Tim Henman has told BBC Sport that his gut feeling is that Greg Rusedski is "clean", despite his Davis Cup team-mate's positive drugs test.
By Jonathan Overend
BBC tennis reporter
"I take my hat off to him the way he's come down here and has played some really good tennis," said Henman.
"My gut feeling is that he wouldn't do something like that so that's why it [the nandrolone mystery] puts a lot of uncertainty into players' minds."
Rusedski, meanwhile, reiterated that he "knows" he is innocent.
Rusedski was in an upbeat mood after a session with Thai number one Paradorn Srichaphan, and said: "I've had wonderful support.
"The fans were right behind me in Sydney.
"I'm not going to hide, this is the situation I'm in and this is what I love to do - play tennis.
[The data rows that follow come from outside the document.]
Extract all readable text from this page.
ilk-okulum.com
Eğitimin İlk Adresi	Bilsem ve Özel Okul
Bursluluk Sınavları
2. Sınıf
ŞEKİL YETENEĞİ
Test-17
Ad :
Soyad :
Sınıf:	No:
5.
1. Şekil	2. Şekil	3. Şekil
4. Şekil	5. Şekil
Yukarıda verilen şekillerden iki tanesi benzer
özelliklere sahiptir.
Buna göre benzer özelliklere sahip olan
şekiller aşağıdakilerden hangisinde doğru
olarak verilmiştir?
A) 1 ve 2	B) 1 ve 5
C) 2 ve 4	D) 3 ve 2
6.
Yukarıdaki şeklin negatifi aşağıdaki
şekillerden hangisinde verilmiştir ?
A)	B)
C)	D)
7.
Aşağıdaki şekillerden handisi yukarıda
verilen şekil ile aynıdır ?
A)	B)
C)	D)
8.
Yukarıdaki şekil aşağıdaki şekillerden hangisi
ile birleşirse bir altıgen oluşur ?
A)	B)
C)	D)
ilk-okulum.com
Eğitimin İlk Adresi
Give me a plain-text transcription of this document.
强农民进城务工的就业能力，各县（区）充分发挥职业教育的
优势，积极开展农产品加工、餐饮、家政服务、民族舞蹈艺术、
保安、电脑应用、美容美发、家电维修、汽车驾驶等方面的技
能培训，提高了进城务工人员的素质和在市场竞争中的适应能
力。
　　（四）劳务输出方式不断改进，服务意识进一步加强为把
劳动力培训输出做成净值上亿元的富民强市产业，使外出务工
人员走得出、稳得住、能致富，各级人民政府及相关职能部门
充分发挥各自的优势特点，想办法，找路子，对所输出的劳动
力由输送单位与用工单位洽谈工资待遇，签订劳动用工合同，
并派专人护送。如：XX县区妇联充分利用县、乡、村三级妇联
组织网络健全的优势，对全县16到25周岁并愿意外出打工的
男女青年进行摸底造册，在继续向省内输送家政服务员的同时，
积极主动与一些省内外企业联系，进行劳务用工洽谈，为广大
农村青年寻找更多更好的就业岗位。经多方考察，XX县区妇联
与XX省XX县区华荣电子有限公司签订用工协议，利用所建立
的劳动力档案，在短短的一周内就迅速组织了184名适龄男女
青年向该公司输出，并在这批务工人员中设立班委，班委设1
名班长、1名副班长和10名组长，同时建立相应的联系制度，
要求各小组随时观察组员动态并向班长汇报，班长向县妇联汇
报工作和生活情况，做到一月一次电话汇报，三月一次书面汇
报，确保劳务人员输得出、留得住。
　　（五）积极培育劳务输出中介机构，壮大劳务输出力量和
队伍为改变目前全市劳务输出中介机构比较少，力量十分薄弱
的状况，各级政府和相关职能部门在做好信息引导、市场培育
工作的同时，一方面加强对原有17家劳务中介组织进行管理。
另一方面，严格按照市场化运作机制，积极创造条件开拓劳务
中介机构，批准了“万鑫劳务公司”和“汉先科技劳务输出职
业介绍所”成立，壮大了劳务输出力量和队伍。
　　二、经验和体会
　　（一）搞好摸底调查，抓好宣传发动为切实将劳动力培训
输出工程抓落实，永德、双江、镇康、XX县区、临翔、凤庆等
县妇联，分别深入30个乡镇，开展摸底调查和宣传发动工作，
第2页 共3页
"A lot of British fans were wishing me luck saying, 'we're sorry this has happened to you but we're sure everything will be fine'.
"I've had that in the locker room and from the fans so I can't ask for more.
"Deep down I know I am innocent and that's the most important thing in the whole issue."
Rusedski has unluckily drawn Albert Costa, the former French Open champion, in the first round.
If he causes an upset, the British number two could face the dangerous Australian Wayne Arthurs next.
Henman, in a more favourable section of the draw than his compatriot, plays Jean Rene Lisnard of France, a player he beat on their only previous meeting in Adelaide 2000.
When news of Rusedski's failed drugs test first came through, Henman issued a short statement expressing "surprise".
Now he has had a week to digest the news, Henman is urging the public to reserve judgement until the hearing takes place.
His tone was supportive towards his compatriot.
"It puts you in a difficult position because the liability is with the athlete so you do have to be extremely careful and take responsibility. Hopefully it will all be resolved on 9 February."
"If you're going to take something it would be a massive risk because we are tested so frequently."